D. a. Dans son recours, A______ reproche au Ministère public d'avoir omis des éléments factuels déterminants. Des démarches importantes avaient été effectuées en son nom mais à son insu, comme l'enregistrement de C______ SÀRL en tant que titulaire des redevances de ses œuvres. Ces actes avaient eu pour conséquence de le déposséder de revenus significatifs. En outre, pour autant que le supposé "contrat de management" prétendument signé de sa main fût similaire au projet produit avec sa plainte, celui-ci n'accordait aucun droit aux mis en cause sur les redevances. La "rétention" d'informations opérée par ceux-ci l'empêchait d'accéder à des pièces essentielles. Malgré l'absence de fondement contractuel, ils s'étaient accaparés des sommes lui revenant. Le Ministère public accordait à tort une valeur probante aux déclarations de E______ et F______, ces derniers n'ayant produit aucun document pour étayer leurs dires. La vérification de la comptabilité des sociétés aurait permis d'éclairer la situation. Enfin, l'audition des deux précités par la police dépassait les simples vérifications auxquelles le Ministère public pouvait procéder sans ouvrir une instruction. Il n'avait, de surcroît, jamais eu l'occasion d'être entendu pour se déterminer sur les déclarations de ceux-ci.

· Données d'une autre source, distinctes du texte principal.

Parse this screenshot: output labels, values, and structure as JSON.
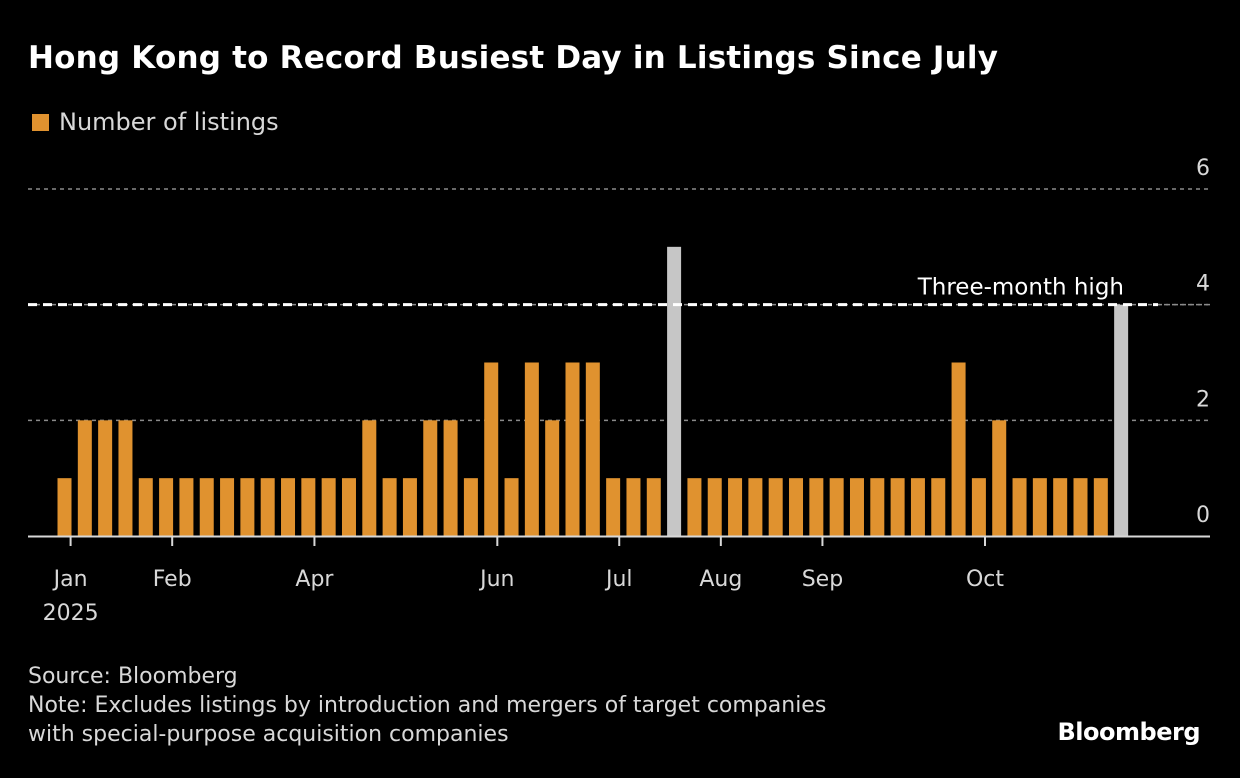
{
  "title": "Hong Kong to Record Busiest Day in Listings Since July",
  "legend": {
    "label": "Number of listings",
    "color": "#e0922f"
  },
  "footer": {
    "source": "Source: Bloomberg",
    "note_line1": "Note: Excludes listings by introduction and mergers of target companies",
    "note_line2": "with special-purpose acquisition companies"
  },
  "brand": "Bloomberg",
  "chart_data": {
    "type": "bar",
    "title": "Hong Kong to Record Busiest Day in Listings Since July",
    "xlabel": "",
    "ylabel": "",
    "ylim": [
      0,
      6
    ],
    "yticks": [
      0,
      2,
      4,
      6
    ],
    "grid": true,
    "legend_position": "top-left",
    "series": [
      {
        "name": "Number of listings",
        "color": "#e0922f",
        "highlight_color": "#c6c6c6",
        "values": [
          1,
          2,
          2,
          2,
          1,
          1,
          1,
          1,
          1,
          1,
          1,
          1,
          1,
          1,
          1,
          2,
          1,
          1,
          2,
          2,
          1,
          3,
          1,
          3,
          2,
          3,
          3,
          1,
          1,
          1,
          5,
          1,
          1,
          1,
          1,
          1,
          1,
          1,
          1,
          1,
          1,
          1,
          1,
          1,
          3,
          1,
          2,
          1,
          1,
          1,
          1,
          1,
          4
        ],
        "highlighted_indices": [
          30,
          52
        ]
      }
    ],
    "x_ticks": [
      {
        "label": "Jan",
        "sublabel": "2025",
        "position": 0.3
      },
      {
        "label": "Feb",
        "position": 5.3
      },
      {
        "label": "Apr",
        "position": 12.3
      },
      {
        "label": "Jun",
        "position": 21.3
      },
      {
        "label": "Jul",
        "position": 27.3
      },
      {
        "label": "Aug",
        "position": 32.3
      },
      {
        "label": "Sep",
        "position": 37.3
      },
      {
        "label": "Oct",
        "position": 45.3
      }
    ],
    "annotations": [
      {
        "type": "hline",
        "value": 4,
        "label": "Three-month high",
        "style": "dashed"
      }
    ]
  }
}
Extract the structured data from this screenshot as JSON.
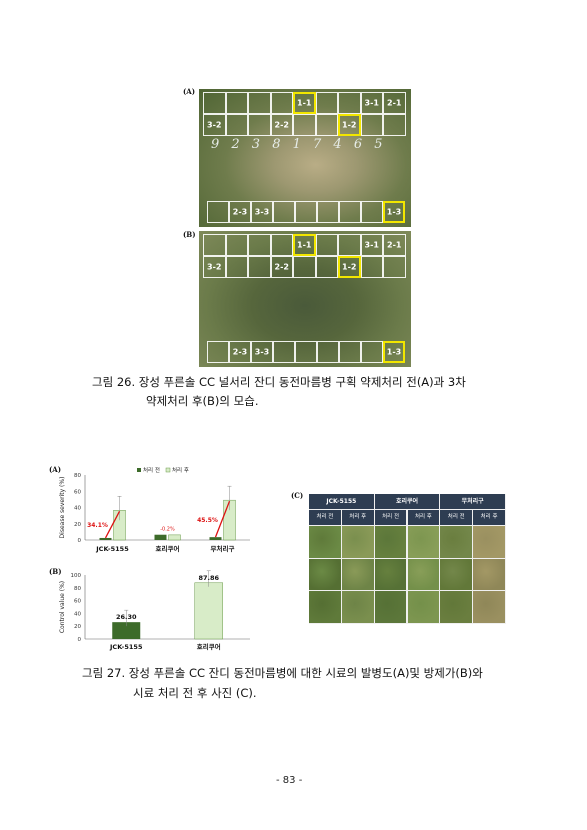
{
  "fig26": {
    "label_a": "(A)",
    "label_b": "(B)",
    "plots_a": [
      {
        "text": "1-1",
        "highlight": true,
        "col": 4,
        "row": 0
      },
      {
        "text": "3-1",
        "highlight": false,
        "col": 7,
        "row": 0
      },
      {
        "text": "2-1",
        "highlight": false,
        "col": 8,
        "row": 0
      },
      {
        "text": "3-2",
        "highlight": false,
        "col": 0,
        "row": 1
      },
      {
        "text": "2-2",
        "highlight": false,
        "col": 3,
        "row": 1
      },
      {
        "text": "1-2",
        "highlight": true,
        "col": 6,
        "row": 1
      },
      {
        "text": "2-3",
        "highlight": false,
        "col": 1,
        "row": 2
      },
      {
        "text": "3-3",
        "highlight": false,
        "col": 2,
        "row": 2
      },
      {
        "text": "1-3",
        "highlight": true,
        "col": 8,
        "row": 2
      }
    ],
    "chalk_numbers": "9 2 3 8 1 7 4 6 5",
    "caption_line1": "그림 26. 장성 푸른솔 CC 널서리 잔디 동전마름병 구획 약제처리 전(A)과 3차",
    "caption_line2": "약제처리 후(B)의 모습."
  },
  "fig27": {
    "label_a": "(A)",
    "label_b": "(B)",
    "label_c": "(C)",
    "legend_before": "처리 전",
    "legend_after": "처리 후",
    "chart_a": {
      "ylabel": "Disease severity (%)",
      "yticks": [
        "80",
        "60",
        "40",
        "20",
        "0"
      ],
      "categories": [
        "JCK-5155",
        "호리쿠어",
        "무처리구"
      ],
      "change_labels": [
        "34.1%",
        "-0.2%",
        "45.5%"
      ]
    },
    "chart_b": {
      "ylabel": "Control value (%)",
      "yticks": [
        "100",
        "80",
        "60",
        "40",
        "20",
        "0"
      ],
      "categories": [
        "JCK-5155",
        "호리쿠어"
      ],
      "value_labels": [
        "26.30",
        "87.86"
      ]
    },
    "table_c": {
      "groups": [
        "JCK-5155",
        "호리쿠어",
        "무처리구"
      ],
      "subheaders": [
        "처리 전",
        "처리 후",
        "처리 전",
        "처리 후",
        "처리 전",
        "처리 후"
      ]
    },
    "caption_line1": "그림 27. 장성 푸른솔 CC 잔디 동전마름병에 대한 시료의 발병도(A)및 방제가(B)와",
    "caption_line2": "시료 처리 전 후 사진 (C)."
  },
  "chart_data": [
    {
      "type": "bar",
      "title": "",
      "ylabel": "Disease severity (%)",
      "ylim": [
        0,
        80
      ],
      "categories": [
        "JCK-5155",
        "호리쿠어",
        "무처리구"
      ],
      "series": [
        {
          "name": "처리 전",
          "values": [
            2.5,
            6.5,
            3.5
          ]
        },
        {
          "name": "처리 후",
          "values": [
            36.6,
            6.3,
            49.0
          ]
        }
      ],
      "annotations": [
        "34.1%",
        "-0.2%",
        "45.5%"
      ],
      "colors": {
        "before": "#3d6b2a",
        "after": "#d8ecc8"
      }
    },
    {
      "type": "bar",
      "title": "",
      "ylabel": "Control value (%)",
      "ylim": [
        0,
        100
      ],
      "categories": [
        "JCK-5155",
        "호리쿠어"
      ],
      "values": [
        26.3,
        87.86
      ],
      "colors": {
        "JCK-5155": "#3d6b2a",
        "호리쿠어": "#d8ecc8"
      }
    }
  ],
  "footer": {
    "page": "- 83 -"
  }
}
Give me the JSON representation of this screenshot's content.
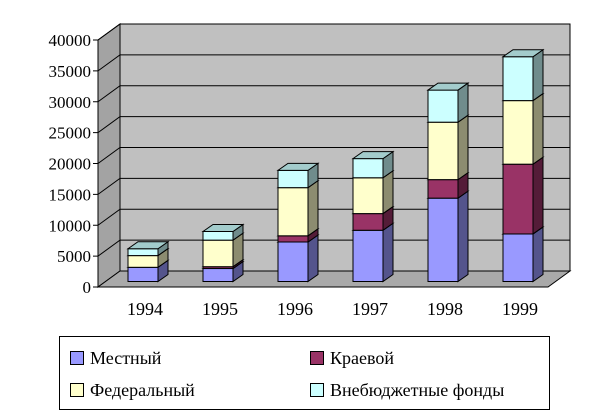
{
  "chart_data": {
    "type": "bar",
    "stacked": true,
    "three_d": true,
    "categories": [
      "1994",
      "1995",
      "1996",
      "1997",
      "1998",
      "1999"
    ],
    "series": [
      {
        "name": "Местный",
        "values": [
          2300,
          2100,
          6400,
          8300,
          13500,
          7700
        ],
        "color": "#9999ff"
      },
      {
        "name": "Краевой",
        "values": [
          0,
          300,
          1000,
          2700,
          3000,
          11300
        ],
        "color": "#993366"
      },
      {
        "name": "Федеральный",
        "values": [
          1900,
          4300,
          7800,
          5800,
          9300,
          10300
        ],
        "color": "#ffffcc"
      },
      {
        "name": "Внебюджетные фонды",
        "values": [
          1100,
          1400,
          2800,
          3100,
          5200,
          7100
        ],
        "color": "#ccffff"
      }
    ],
    "yticks": [
      "0",
      "5000",
      "10000",
      "15000",
      "20000",
      "25000",
      "30000",
      "35000",
      "40000"
    ],
    "ylim": [
      0,
      40000
    ],
    "grid": true,
    "legend_position": "bottom",
    "wall_color": "#c0c0c0",
    "floor_color": "#a9a9a9"
  }
}
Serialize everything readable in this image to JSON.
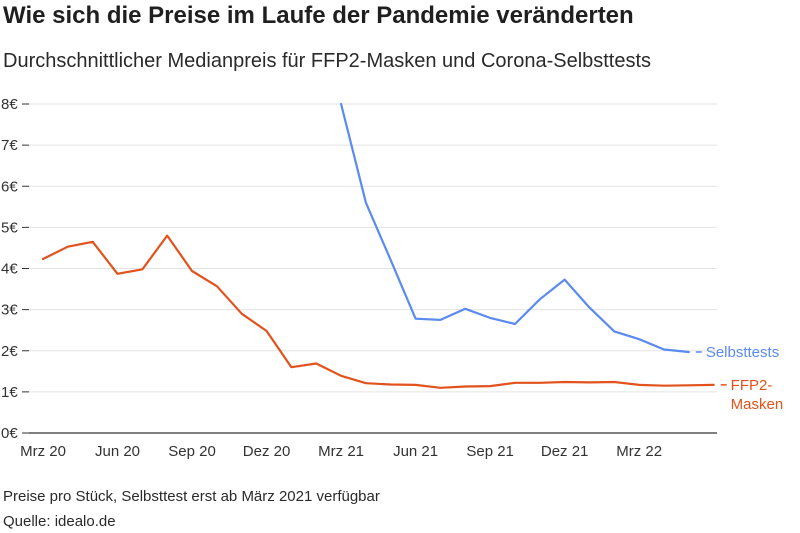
{
  "title": "Wie sich die Preise im Laufe der Pandemie veränderten",
  "subtitle": "Durchschnittlicher Medianpreis für FFP2-Masken und Corona-Selbsttests",
  "note": "Preise pro Stück, Selbsttest erst ab März 2021 verfügbar",
  "source": "Quelle: idealo.de",
  "colors": {
    "selbsttests": "#5b8af0",
    "ffp2": "#e2521d",
    "grid": "#e3e3e3",
    "axis": "#333333"
  },
  "chart_data": {
    "type": "line",
    "x": [
      "2020-03",
      "2020-04",
      "2020-05",
      "2020-06",
      "2020-07",
      "2020-08",
      "2020-09",
      "2020-10",
      "2020-11",
      "2020-12",
      "2021-01",
      "2021-02",
      "2021-03",
      "2021-04",
      "2021-05",
      "2021-06",
      "2021-07",
      "2021-08",
      "2021-09",
      "2021-10",
      "2021-11",
      "2021-12",
      "2022-01",
      "2022-02",
      "2022-03",
      "2022-04",
      "2022-05",
      "2022-06"
    ],
    "xticks": [
      {
        "x": "2020-03",
        "label": "Mrz 20"
      },
      {
        "x": "2020-06",
        "label": "Jun 20"
      },
      {
        "x": "2020-09",
        "label": "Sep 20"
      },
      {
        "x": "2020-12",
        "label": "Dez 20"
      },
      {
        "x": "2021-03",
        "label": "Mrz 21"
      },
      {
        "x": "2021-06",
        "label": "Jun 21"
      },
      {
        "x": "2021-09",
        "label": "Sep 21"
      },
      {
        "x": "2021-12",
        "label": "Dez 21"
      },
      {
        "x": "2022-03",
        "label": "Mrz 22"
      }
    ],
    "yticks": [
      {
        "v": 0,
        "label": "0€"
      },
      {
        "v": 1,
        "label": "1€"
      },
      {
        "v": 2,
        "label": "2€"
      },
      {
        "v": 3,
        "label": "3€"
      },
      {
        "v": 4,
        "label": "4€"
      },
      {
        "v": 5,
        "label": "5€"
      },
      {
        "v": 6,
        "label": "6€"
      },
      {
        "v": 7,
        "label": "7€"
      },
      {
        "v": 8,
        "label": "8€"
      }
    ],
    "ylim": [
      0,
      8
    ],
    "grid": true,
    "series": [
      {
        "name": "Selbsttests",
        "label_lines": [
          "Selbsttests"
        ],
        "color": "#5b8af0",
        "values": [
          null,
          null,
          null,
          null,
          null,
          null,
          null,
          null,
          null,
          null,
          null,
          null,
          8.0,
          5.6,
          4.2,
          2.78,
          2.75,
          3.02,
          2.8,
          2.65,
          3.25,
          3.73,
          3.05,
          2.47,
          2.28,
          2.03,
          1.97,
          null
        ]
      },
      {
        "name": "FFP2-Masken",
        "label_lines": [
          "FFP2-",
          "Masken"
        ],
        "color": "#e2521d",
        "values": [
          4.23,
          4.53,
          4.65,
          3.87,
          3.98,
          4.8,
          3.94,
          3.57,
          2.9,
          2.48,
          1.6,
          1.69,
          1.39,
          1.21,
          1.18,
          1.17,
          1.1,
          1.13,
          1.14,
          1.22,
          1.22,
          1.24,
          1.23,
          1.24,
          1.17,
          1.15,
          1.16,
          1.17
        ]
      }
    ]
  }
}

b. À réception des sûretés, la cause a été gardée à juger sans échange d'écritures, ni débats.

EN DROIT :

1.             Le recours est recevable pour avoir été déposé selon la forme et dans le délai prescrits (art. 385 al. 1 et 396 al. 1 CPP), concerner une ordonnance sujette à recours auprès de la Chambre de céans (art. 393 al. 1 let. a CPP) et émaner du plaignant qui, partie à la procédure (art. 104 al. 1 let. b CPP), a qualité pour agir, ayant un intérêt juridiquement protégé à la modification ou à l'annulation de la décision querellée (art. 382 al. 1 CPP).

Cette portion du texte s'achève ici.